Can a character-based transformer learn word boundaries?
To get setup create a hugging face account and ask @codebyzeb to add you to the group's private hugging face hub. The hub is where we keep data, tokenization, model and other artifacts. During training, we pull in these values directly from the hub (and occasionally also push progamatically to the hub).
In order to interact with the hub, you need to generate read and write access tokens from your hugging face account. Once generated, store these values as environment variables in a local .env
file with the names HF_READ_TOKEN, and HF_WRITE_TOKEN.
You will also need to ask @rdiehlmartinez to add you to the wandb (weights and biases) baby-lm project. We use wandb to log out metrics generated by our runs. Once you've joined the group, you will need to go to wandb to retrieve your API key. You will be prompted for this key calling the ./setup.sh
(see below).
Before running the code, make sure to run the setup script ./setup.sh
. This script sets up the requirements imports as well as git hooks for automatic code formatting. Additionally, this script makes sure you are logged into wandb and huggingface.
This project was developed using access to remote GPU nodes. Jobs could be queued onto these nodes using SLURM, with a cut-off of 12 hours.
In order to train for longer than 12 hours, use the --requeue-after NUM_HOURS
option when calling scripts/run_project.sh
.
When NUM_HOURS
hours have passed, the training script will automatically save the current state using wandb
and exit with code 124. run_project.sh
will
then detect this exit code and launch a new SLURM job. It's an ugly solution but it works for our purposes.
Hyperparameter tuning was conducted using a Weights & Biases sweep.
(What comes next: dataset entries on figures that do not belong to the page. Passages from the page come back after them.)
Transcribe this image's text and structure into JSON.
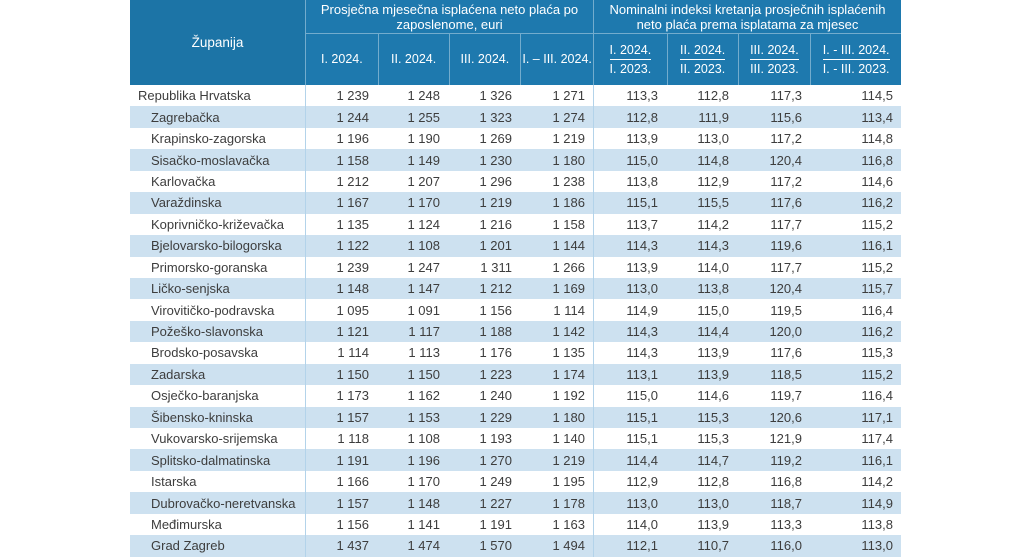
{
  "colors": {
    "header_left_bg": "#1c74a6",
    "header_bg": "#1e79ae",
    "header_text": "#ffffff",
    "stripe_bg": "#cde1f0",
    "body_text": "#3d3d3d",
    "section_border": "#b3d3ea"
  },
  "table": {
    "header": {
      "county_label": "Županija",
      "group1_title": "Prosječna mjesečna isplaćena neto plaća po zaposlenome, euri",
      "group1_cols": [
        "I. 2024.",
        "II. 2024.",
        "III. 2024.",
        "I. – III. 2024."
      ],
      "group2_title": "Nominalni indeksi kretanja prosječnih isplaćenih neto plaća prema isplatama za mjesec",
      "group2_cols": [
        {
          "num": "I. 2024.",
          "den": "I. 2023."
        },
        {
          "num": "II. 2024.",
          "den": "II. 2023."
        },
        {
          "num": "III. 2024.",
          "den": "III. 2023."
        },
        {
          "num": "I. - III. 2024.",
          "den": "I. - III. 2023."
        }
      ]
    },
    "rows": [
      {
        "county": "Republika Hrvatska",
        "indent": false,
        "values": [
          "1 239",
          "1 248",
          "1 326",
          "1 271",
          "113,3",
          "112,8",
          "117,3",
          "114,5"
        ]
      },
      {
        "county": "Zagrebačka",
        "indent": true,
        "values": [
          "1 244",
          "1 255",
          "1 323",
          "1 274",
          "112,8",
          "111,9",
          "115,6",
          "113,4"
        ]
      },
      {
        "county": "Krapinsko-zagorska",
        "indent": true,
        "values": [
          "1 196",
          "1 190",
          "1 269",
          "1 219",
          "113,9",
          "113,0",
          "117,2",
          "114,8"
        ]
      },
      {
        "county": "Sisačko-moslavačka",
        "indent": true,
        "values": [
          "1 158",
          "1 149",
          "1 230",
          "1 180",
          "115,0",
          "114,8",
          "120,4",
          "116,8"
        ]
      },
      {
        "county": "Karlovačka",
        "indent": true,
        "values": [
          "1 212",
          "1 207",
          "1 296",
          "1 238",
          "113,8",
          "112,9",
          "117,2",
          "114,6"
        ]
      },
      {
        "county": "Varaždinska",
        "indent": true,
        "values": [
          "1 167",
          "1 170",
          "1 219",
          "1 186",
          "115,1",
          "115,5",
          "117,6",
          "116,2"
        ]
      },
      {
        "county": "Koprivničko-križevačka",
        "indent": true,
        "values": [
          "1 135",
          "1 124",
          "1 216",
          "1 158",
          "113,7",
          "114,2",
          "117,7",
          "115,2"
        ]
      },
      {
        "county": "Bjelovarsko-bilogorska",
        "indent": true,
        "values": [
          "1 122",
          "1 108",
          "1 201",
          "1 144",
          "114,3",
          "114,3",
          "119,6",
          "116,1"
        ]
      },
      {
        "county": "Primorsko-goranska",
        "indent": true,
        "values": [
          "1 239",
          "1 247",
          "1 311",
          "1 266",
          "113,9",
          "114,0",
          "117,7",
          "115,2"
        ]
      },
      {
        "county": "Ličko-senjska",
        "indent": true,
        "values": [
          "1 148",
          "1 147",
          "1 212",
          "1 169",
          "113,0",
          "113,8",
          "120,4",
          "115,7"
        ]
      },
      {
        "county": "Virovitičko-podravska",
        "indent": true,
        "values": [
          "1 095",
          "1 091",
          "1 156",
          "1 114",
          "114,9",
          "115,0",
          "119,5",
          "116,4"
        ]
      },
      {
        "county": "Požeško-slavonska",
        "indent": true,
        "values": [
          "1 121",
          "1 117",
          "1 188",
          "1 142",
          "114,3",
          "114,4",
          "120,0",
          "116,2"
        ]
      },
      {
        "county": "Brodsko-posavska",
        "indent": true,
        "values": [
          "1 114",
          "1 113",
          "1 176",
          "1 135",
          "114,3",
          "113,9",
          "117,6",
          "115,3"
        ]
      },
      {
        "county": "Zadarska",
        "indent": true,
        "values": [
          "1 150",
          "1 150",
          "1 223",
          "1 174",
          "113,1",
          "113,9",
          "118,5",
          "115,2"
        ]
      },
      {
        "county": "Osječko-baranjska",
        "indent": true,
        "values": [
          "1 173",
          "1 162",
          "1 240",
          "1 192",
          "115,0",
          "114,6",
          "119,7",
          "116,4"
        ]
      },
      {
        "county": "Šibensko-kninska",
        "indent": true,
        "values": [
          "1 157",
          "1 153",
          "1 229",
          "1 180",
          "115,1",
          "115,3",
          "120,6",
          "117,1"
        ]
      },
      {
        "county": "Vukovarsko-srijemska",
        "indent": true,
        "values": [
          "1 118",
          "1 108",
          "1 193",
          "1 140",
          "115,1",
          "115,3",
          "121,9",
          "117,4"
        ]
      },
      {
        "county": "Splitsko-dalmatinska",
        "indent": true,
        "values": [
          "1 191",
          "1 196",
          "1 270",
          "1 219",
          "114,4",
          "114,7",
          "119,2",
          "116,1"
        ]
      },
      {
        "county": "Istarska",
        "indent": true,
        "values": [
          "1 166",
          "1 170",
          "1 249",
          "1 195",
          "112,9",
          "112,8",
          "116,8",
          "114,2"
        ]
      },
      {
        "county": "Dubrovačko-neretvanska",
        "indent": true,
        "values": [
          "1 157",
          "1 148",
          "1 227",
          "1 178",
          "113,0",
          "113,0",
          "118,7",
          "114,9"
        ]
      },
      {
        "county": "Međimurska",
        "indent": true,
        "values": [
          "1 156",
          "1 141",
          "1 191",
          "1 163",
          "114,0",
          "113,9",
          "113,3",
          "113,8"
        ]
      },
      {
        "county": "Grad Zagreb",
        "indent": true,
        "values": [
          "1 437",
          "1 474",
          "1 570",
          "1 494",
          "112,1",
          "110,7",
          "116,0",
          "113,0"
        ]
      }
    ]
  }
}
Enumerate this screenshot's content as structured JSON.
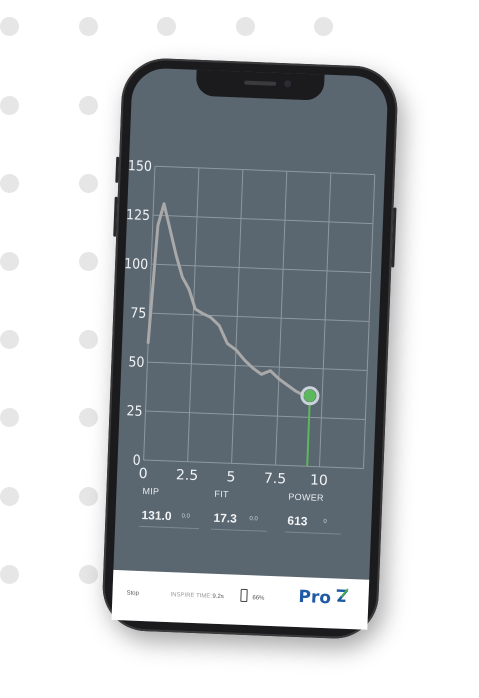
{
  "chart_data": {
    "type": "line",
    "x_ticks": [
      "0",
      "2.5",
      "5",
      "7.5",
      "10"
    ],
    "y_ticks": [
      "0",
      "25",
      "50",
      "75",
      "100",
      "125",
      "150"
    ],
    "xlim": [
      0,
      12.5
    ],
    "ylim": [
      0,
      150
    ],
    "grid": true,
    "series": [
      {
        "x": [
          0.0,
          0.3,
          0.6,
          1.0,
          1.4,
          1.8,
          2.2,
          2.6,
          3.0,
          3.5,
          4.0,
          4.5,
          5.0,
          5.5,
          6.0,
          6.5,
          7.0,
          7.5,
          8.0,
          8.5,
          9.0,
          9.3
        ],
        "y": [
          60,
          120,
          131,
          118,
          105,
          94,
          88,
          78,
          76,
          74,
          70,
          61,
          58,
          53,
          49,
          46,
          48,
          44,
          41,
          38,
          36,
          36
        ]
      }
    ],
    "marker": {
      "x": 9.3,
      "y": 36,
      "color": "#5cb85c"
    }
  },
  "metrics": [
    {
      "label": "MIP",
      "value": "131.0",
      "sub": "0.0"
    },
    {
      "label": "FIT",
      "value": "17.3",
      "sub": "0.0"
    },
    {
      "label": "POWER",
      "value": "613",
      "sub": "0"
    }
  ],
  "bottom_bar": {
    "stop_label": "Stop",
    "inspire_label": "INSPIRE TIME:",
    "inspire_value": "9.2s",
    "battery_value": "66%",
    "logo_text": "Pro"
  },
  "colors": {
    "screen_bg": "#5a6670",
    "grid": "#8e989f",
    "line": "#a9a9a9",
    "marker": "#5cb85c",
    "logo": "#1f5aa6"
  }
}
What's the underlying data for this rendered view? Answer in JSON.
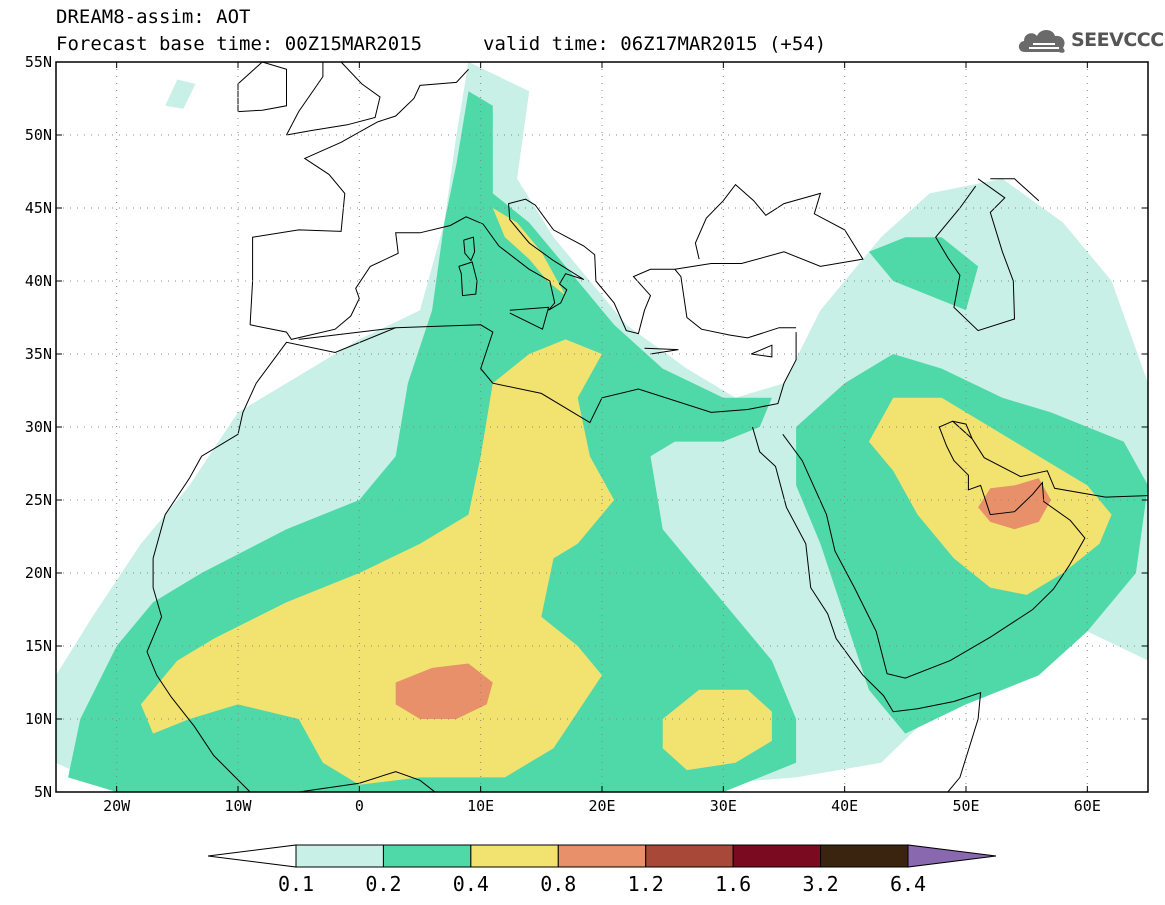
{
  "header": {
    "title": "DREAM8-assim: AOT",
    "base_time": "Forecast base time: 00Z15MAR2015",
    "valid_time": "valid time: 06Z17MAR2015 (+54)"
  },
  "logo": {
    "text": "SEEVCCC",
    "icon": "cloud-icon"
  },
  "chart_data": {
    "type": "heatmap",
    "title": "DREAM8-assim: AOT",
    "variable": "AOT",
    "x_range": [
      -25,
      65
    ],
    "y_range": [
      5,
      55
    ],
    "grid": true,
    "lon_ticks": [
      {
        "value": -20,
        "label": "20W"
      },
      {
        "value": -10,
        "label": "10W"
      },
      {
        "value": 0,
        "label": "0"
      },
      {
        "value": 10,
        "label": "10E"
      },
      {
        "value": 20,
        "label": "20E"
      },
      {
        "value": 30,
        "label": "30E"
      },
      {
        "value": 40,
        "label": "40E"
      },
      {
        "value": 50,
        "label": "50E"
      },
      {
        "value": 60,
        "label": "60E"
      }
    ],
    "lat_ticks": [
      {
        "value": 55,
        "label": "55N"
      },
      {
        "value": 50,
        "label": "50N"
      },
      {
        "value": 45,
        "label": "45N"
      },
      {
        "value": 40,
        "label": "40N"
      },
      {
        "value": 35,
        "label": "35N"
      },
      {
        "value": 30,
        "label": "30N"
      },
      {
        "value": 25,
        "label": "25N"
      },
      {
        "value": 20,
        "label": "20N"
      },
      {
        "value": 15,
        "label": "15N"
      },
      {
        "value": 10,
        "label": "10N"
      },
      {
        "value": 5,
        "label": "5N"
      }
    ],
    "colorbar": {
      "levels": [
        "0.1",
        "0.2",
        "0.4",
        "0.8",
        "1.2",
        "1.6",
        "3.2",
        "6.4"
      ],
      "colors": [
        "#c8f0e6",
        "#4fd8a8",
        "#f2e270",
        "#e8906a",
        "#a84838",
        "#7a0a20",
        "#3a2410",
        "#8a68b0"
      ],
      "under_color": "#ffffff"
    },
    "regions": [
      {
        "level": 1,
        "color": "#c8f0e6",
        "points": [
          [
            -25,
            13
          ],
          [
            -22,
            17
          ],
          [
            -18,
            22
          ],
          [
            -14,
            26
          ],
          [
            -10,
            31
          ],
          [
            -4,
            34
          ],
          [
            0,
            36
          ],
          [
            5,
            38
          ],
          [
            7,
            44
          ],
          [
            8,
            50
          ],
          [
            9,
            55
          ],
          [
            14,
            53
          ],
          [
            13,
            47
          ],
          [
            16,
            43
          ],
          [
            19,
            40
          ],
          [
            22,
            37
          ],
          [
            27,
            34
          ],
          [
            31,
            32
          ],
          [
            35,
            33
          ],
          [
            38,
            38
          ],
          [
            43,
            43
          ],
          [
            47,
            46
          ],
          [
            53,
            47
          ],
          [
            58,
            44
          ],
          [
            62,
            40
          ],
          [
            65,
            33
          ],
          [
            65,
            14
          ],
          [
            60,
            16
          ],
          [
            55,
            13
          ],
          [
            48,
            11
          ],
          [
            43,
            7
          ],
          [
            36,
            6
          ],
          [
            20,
            5
          ],
          [
            8,
            5
          ],
          [
            0,
            5
          ],
          [
            -10,
            5
          ],
          [
            -20,
            5
          ],
          [
            -25,
            7
          ]
        ]
      },
      {
        "level": 1,
        "color": "#c8f0e6",
        "points": [
          [
            -16,
            52
          ],
          [
            -15,
            53.8
          ],
          [
            -13.5,
            53.5
          ],
          [
            -14.5,
            51.8
          ]
        ]
      },
      {
        "level": 2,
        "color": "#4fd8a8",
        "points": [
          [
            -24,
            6
          ],
          [
            -23,
            10
          ],
          [
            -20,
            15
          ],
          [
            -17,
            18
          ],
          [
            -13,
            20
          ],
          [
            -6,
            23
          ],
          [
            0,
            25
          ],
          [
            3,
            28
          ],
          [
            4,
            33
          ],
          [
            6,
            38
          ],
          [
            7,
            44
          ],
          [
            8,
            48
          ],
          [
            9,
            53
          ],
          [
            11,
            52
          ],
          [
            11,
            46
          ],
          [
            14,
            44
          ],
          [
            17,
            41
          ],
          [
            21,
            37
          ],
          [
            25,
            34
          ],
          [
            30,
            32
          ],
          [
            34,
            32
          ],
          [
            33,
            30
          ],
          [
            30,
            29
          ],
          [
            26,
            29
          ],
          [
            24,
            28
          ],
          [
            25,
            23
          ],
          [
            30,
            18
          ],
          [
            34,
            14
          ],
          [
            36,
            10
          ],
          [
            36,
            7
          ],
          [
            30,
            5
          ],
          [
            20,
            5
          ],
          [
            10,
            5
          ],
          [
            0,
            5
          ],
          [
            -10,
            5
          ],
          [
            -20,
            5
          ]
        ]
      },
      {
        "level": 2,
        "color": "#4fd8a8",
        "points": [
          [
            36,
            30
          ],
          [
            40,
            33
          ],
          [
            44,
            35
          ],
          [
            48,
            34
          ],
          [
            53,
            32
          ],
          [
            57,
            31
          ],
          [
            63,
            29
          ],
          [
            65,
            26
          ],
          [
            64,
            20
          ],
          [
            60,
            16
          ],
          [
            56,
            13
          ],
          [
            50,
            11
          ],
          [
            45,
            9
          ],
          [
            42,
            12
          ],
          [
            40,
            17
          ],
          [
            38,
            22
          ],
          [
            36,
            26
          ]
        ]
      },
      {
        "level": 2,
        "color": "#4fd8a8",
        "points": [
          [
            42,
            42
          ],
          [
            45,
            43
          ],
          [
            48,
            43
          ],
          [
            51,
            41
          ],
          [
            50,
            38
          ],
          [
            47,
            39
          ],
          [
            44,
            40
          ]
        ]
      },
      {
        "level": 3,
        "color": "#f2e270",
        "points": [
          [
            -18,
            11
          ],
          [
            -15,
            14
          ],
          [
            -12,
            15.5
          ],
          [
            -6,
            18
          ],
          [
            0,
            20
          ],
          [
            5,
            22
          ],
          [
            9,
            24
          ],
          [
            10,
            28
          ],
          [
            11,
            33
          ],
          [
            14,
            35
          ],
          [
            17,
            36
          ],
          [
            20,
            35
          ],
          [
            18,
            32
          ],
          [
            19,
            28
          ],
          [
            21,
            25
          ],
          [
            18,
            22
          ],
          [
            16,
            21
          ],
          [
            15,
            17
          ],
          [
            18,
            15
          ],
          [
            20,
            13
          ],
          [
            16,
            8
          ],
          [
            12,
            6
          ],
          [
            5,
            6
          ],
          [
            0,
            5.5
          ],
          [
            -3,
            7
          ],
          [
            -5,
            10
          ],
          [
            -10,
            11
          ],
          [
            -14,
            10
          ],
          [
            -17,
            9
          ]
        ]
      },
      {
        "level": 3,
        "color": "#f2e270",
        "points": [
          [
            11,
            45
          ],
          [
            13,
            44
          ],
          [
            15,
            42
          ],
          [
            17,
            39
          ],
          [
            15.5,
            40
          ],
          [
            14,
            41.5
          ],
          [
            12,
            43
          ]
        ]
      },
      {
        "level": 3,
        "color": "#f2e270",
        "points": [
          [
            25,
            8
          ],
          [
            25,
            10
          ],
          [
            28,
            12
          ],
          [
            32,
            12
          ],
          [
            34,
            10.5
          ],
          [
            34,
            8.5
          ],
          [
            31,
            7
          ],
          [
            27,
            6.5
          ]
        ]
      },
      {
        "level": 3,
        "color": "#f2e270",
        "points": [
          [
            42,
            29
          ],
          [
            44,
            32
          ],
          [
            48,
            32
          ],
          [
            52,
            30
          ],
          [
            56,
            28
          ],
          [
            60,
            26
          ],
          [
            62,
            24
          ],
          [
            61,
            22
          ],
          [
            58,
            20
          ],
          [
            55,
            18.5
          ],
          [
            52,
            19
          ],
          [
            49,
            21
          ],
          [
            46,
            24
          ],
          [
            44,
            27
          ]
        ]
      },
      {
        "level": 4,
        "color": "#e8906a",
        "points": [
          [
            3,
            11
          ],
          [
            3,
            12.5
          ],
          [
            6,
            13.5
          ],
          [
            9,
            13.8
          ],
          [
            11,
            12.5
          ],
          [
            10.5,
            11
          ],
          [
            8,
            10
          ],
          [
            5,
            10
          ]
        ]
      },
      {
        "level": 4,
        "color": "#e8906a",
        "points": [
          [
            51,
            24.5
          ],
          [
            52,
            25.8
          ],
          [
            54,
            26
          ],
          [
            56,
            26.5
          ],
          [
            57,
            25
          ],
          [
            56,
            23.5
          ],
          [
            54,
            23
          ],
          [
            52,
            23.5
          ]
        ]
      }
    ]
  }
}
To create a sweep, run the following:
wandb sweep --project PROJECT_NAME configs/sweep.yaml
This will create a new sweep in Weights & Biases with an ID and a URL. You can either run the agent by either:
- Running an agent directly using wandb:
wandb agent USER_ID/PROJECT_NAME/SWEEP_ID
- Run the script provided:
sh scripts/run_sweep_agent USER_ID/PROJECT_NAME/SWEEP_ID
- Queue a SLURM job to run the agent on a different node:
sbatch scripts/slurm_submit_sweep_agent.wilkes3 USER_ID/PROJECT_NAME/SWEEP_ID
.
The first option starts a wandb
agent on your machine. These can run on multiple machines and will sweep continuosly, starting new wandb
runs in succession.
The second option starts a wandb
agent that will only start a single wandb
run. This can also be run on multiple machines and each will terminate after the
run is complete. The last option queues this script on a remote machine using the SLURM job-queuing system. You will need to adjust the SLURM script to suit your needs.
Note that the sweep config launches the training process, with a requeue cutoff of 11 hours (see Continuous Training above). If you can run your training script continuously, you should remove this option before creating a sweep as it will try to launch a new SLURM job after 11 hours otherwise.